20 fevereiro 2010

Irrelevantemente relevante

São seis menininhas sentadas frente a frente, na grande mesa de madeira do pátio da escola. Três de um lado, três do outro. Cinco estão ansiosas e a sexta, ao meio, no lado direito, faz mistério. Não têm mais que seis anos cada. Todas já cantaram “meu lanchinho, meu lanchinho”, agradeceram ao papai do céu, tomaram o suco das garrafinhas coloridas e agora esperam pela revelação do segredo. Aquela que faz mistério segura uma caixinha de papelão. A outra, ao seu lado, pede: “abre”. Ela ri, como quem sabe de algo mais que as outras, e obedece. De dentro da caixa sai um ovo. Ela fala que não, não é um ovo: o nome daquilo e CA-SU-LO, olha só, é macio. E aperta um pouquinho. A que está sentada à sua frente faz o mesmo, com o dedo indicador. A dona do casulo manda um tapa na mão da amiga: não pode, só eu! E então avisa: olha só, vai sair, fica olhando. E acontece. Do pequeno buraco no canto do casulo surge o bichinho. Pequeno, branco, mole. A vida acontecendo diante do olhar curioso das menininhas. Duas se encolhem, segurando os joelhos, os pés sobre o banco. Uma, cotovelos sobre a mesa, se aproxima do bichinho. Outra coça a cabeça, de boca aberta. A dona do casulo sorri, observando as reações. A sexta menina, sentada no canto, no lado esquerdo da mesa, olha assustada: o bicho vai em sua direção. Ele segue, inocente e rastejante, enquanto cresce diante dos olhos da pequena menina. As outras estão admiradas. Ela olha para próprios pés, tira a melissinha e, num gesto ligeiro, antes que a dona do casulo pudesse interceder, esmaga a lagartinha. Levanta e vai brincar no balanço: coisa idiota que é bicho-da-seda.

***

Era isso que eu devia ter feito, 20 anos atrás, pra hoje não fugir que nem besta quando chega a época em que os coqueiros se enchem de lagartas.

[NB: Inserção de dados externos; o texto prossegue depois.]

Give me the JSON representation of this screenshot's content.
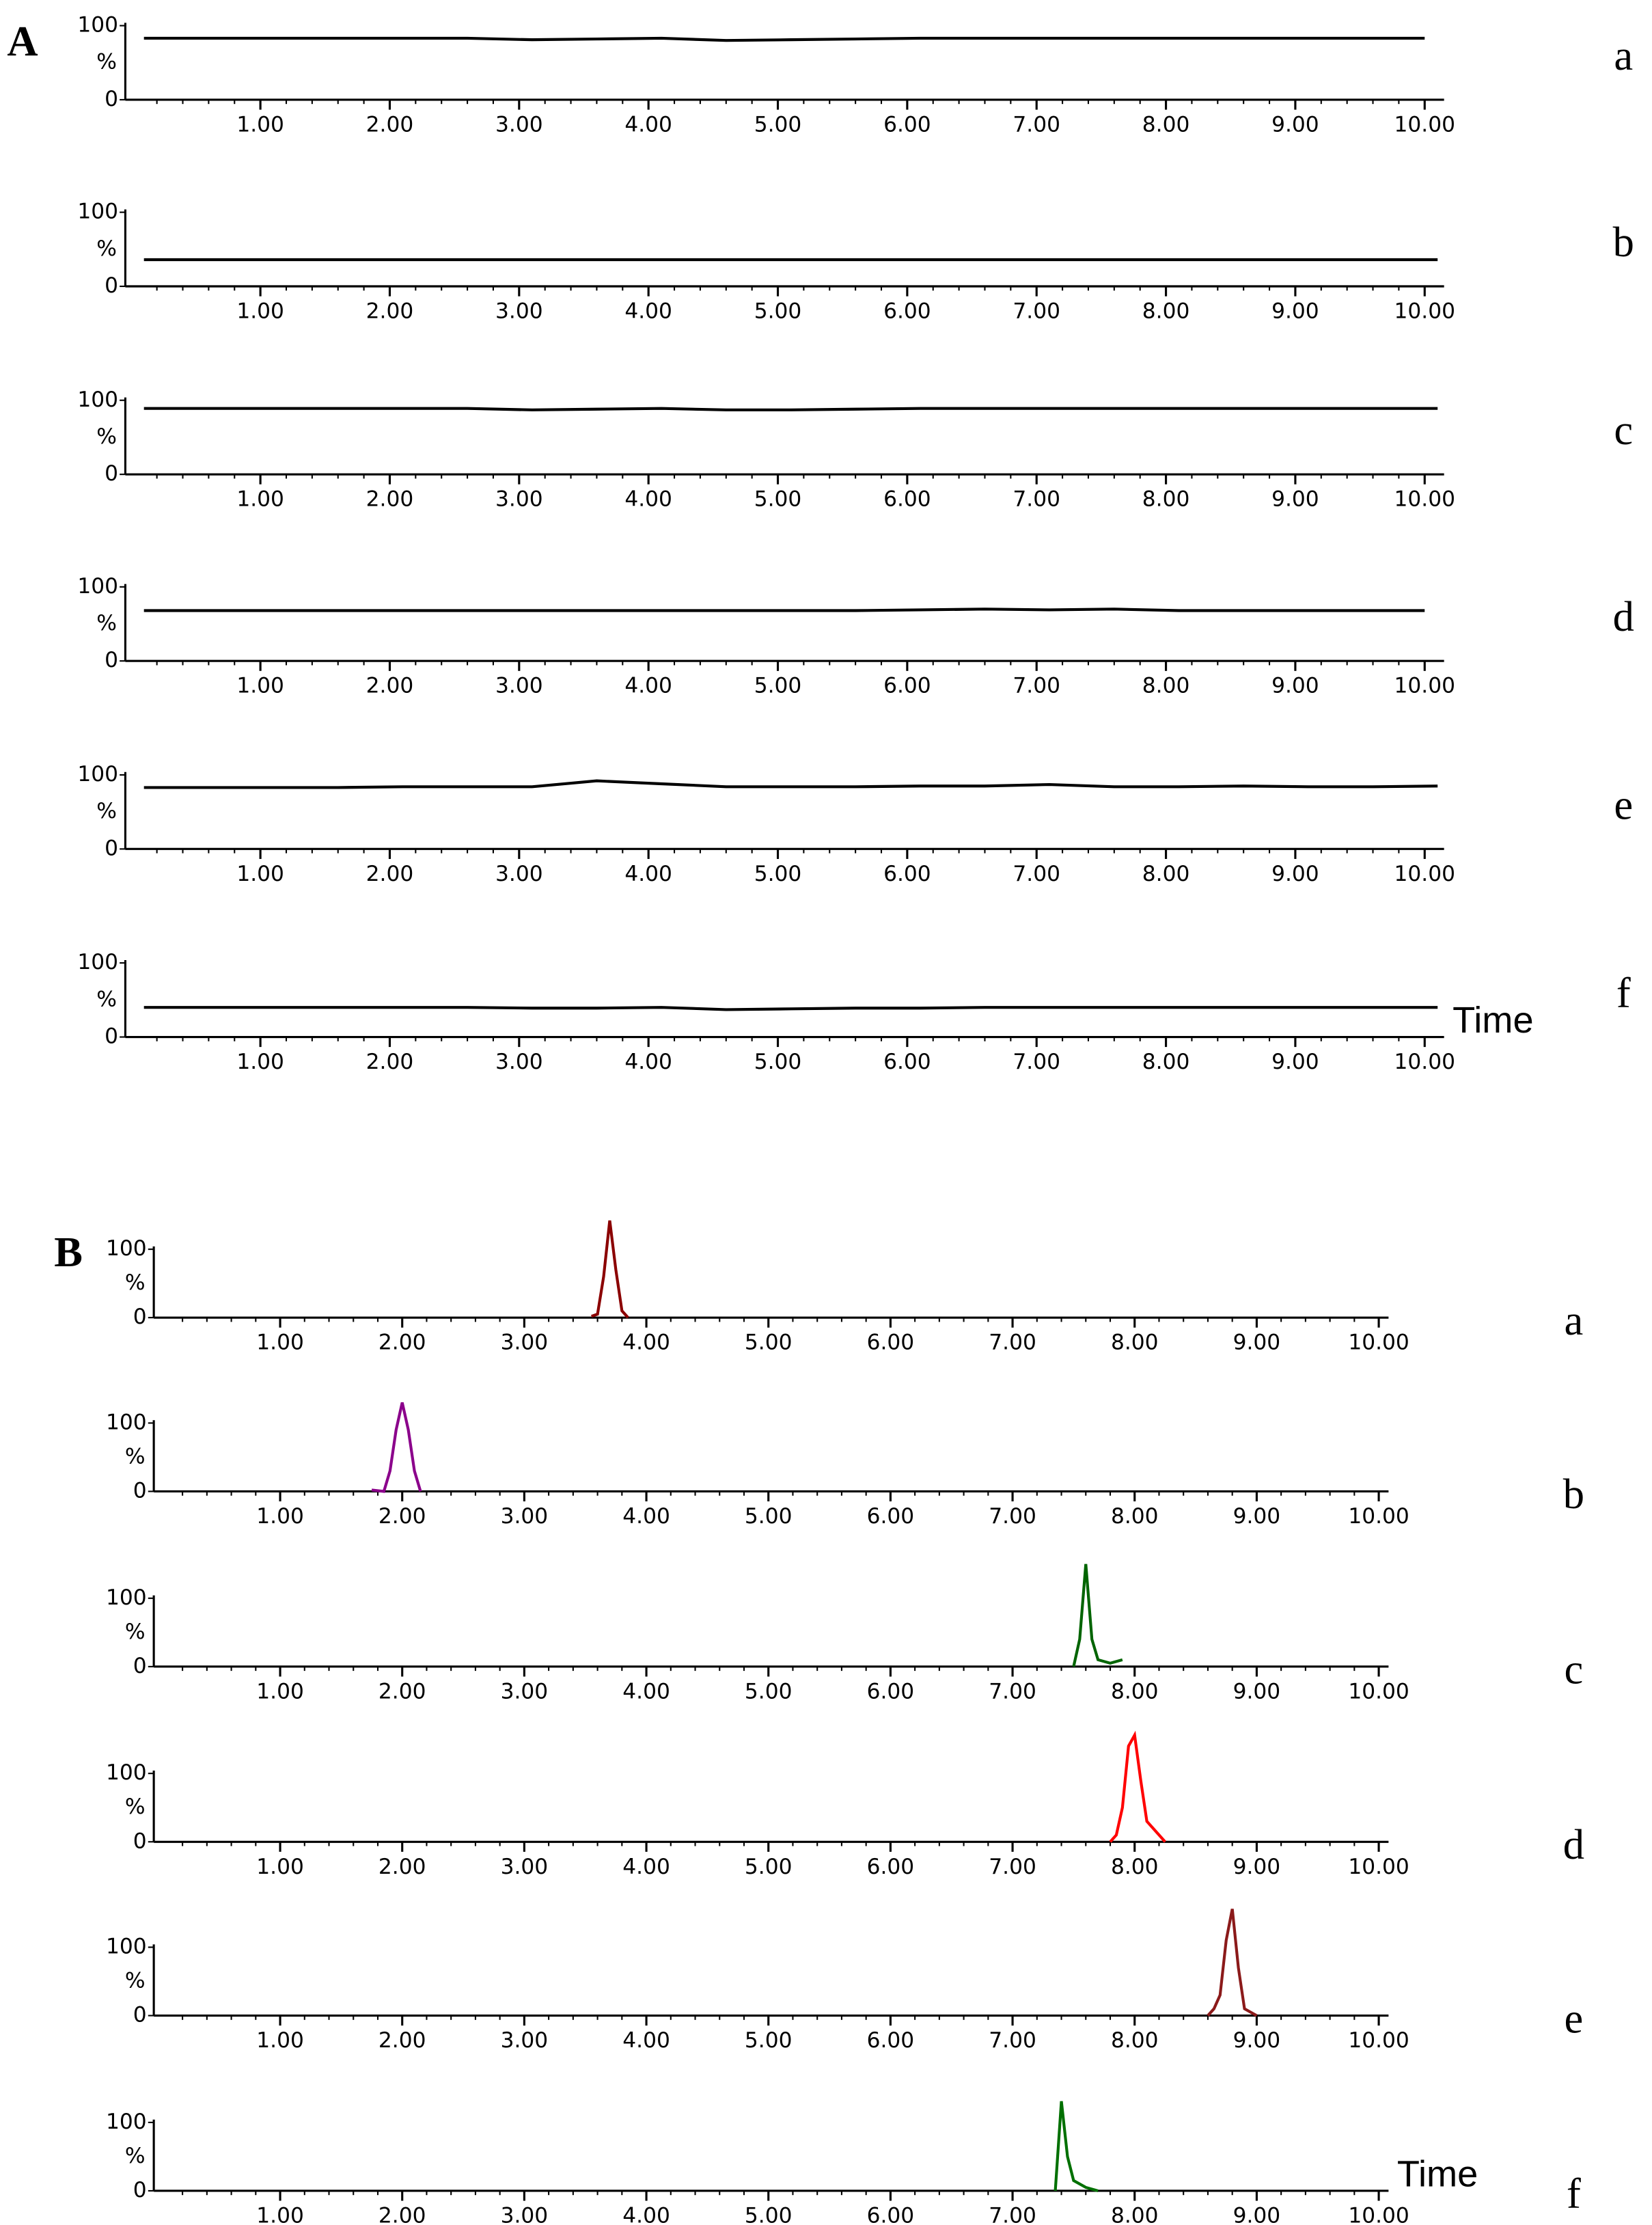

*Depois que escrevi este post, minha tia (oh yes, a família lê) atentou para o fato de que o que sai do casulo é a borboleta, não a lagarta. Faz sentido. Porém, a cena é clara na minha memória: lagartinha saindo do casulo. Resolvi perguntar ao @MarkinDoMatto, que é veterinário e agrônomo e disse o seguinte: "ela entra no casulo como lagarta só sai qdo é borboleta... ela pode ter saido pq a menina estava manipulando um casulo que deveria estar paradinho enrolado numa folha...". Faz sentido, too. E sorte minha ser medrosa. Eu poderia ter matado uma pobre lagartinha prematura.

4 comentários:

AleXXX disse...

Caramba, mó intimidade com o 'contar histórias'. Eu tb me esforço pra isso. Muito gostoso te ler. vou ver os outros textos!

Michele Matos disse...

Huahuahuahuaha perfeito!
Perfeito o texto e perfeita a atitude da menina.

Anônimo disse...

Bicho-da-seda,não sei pq, parece banda de reggae.

Marcos V.

VetAgro disse...

Aí sim fomos surpreendidos novamente! que honra ser citado aqui!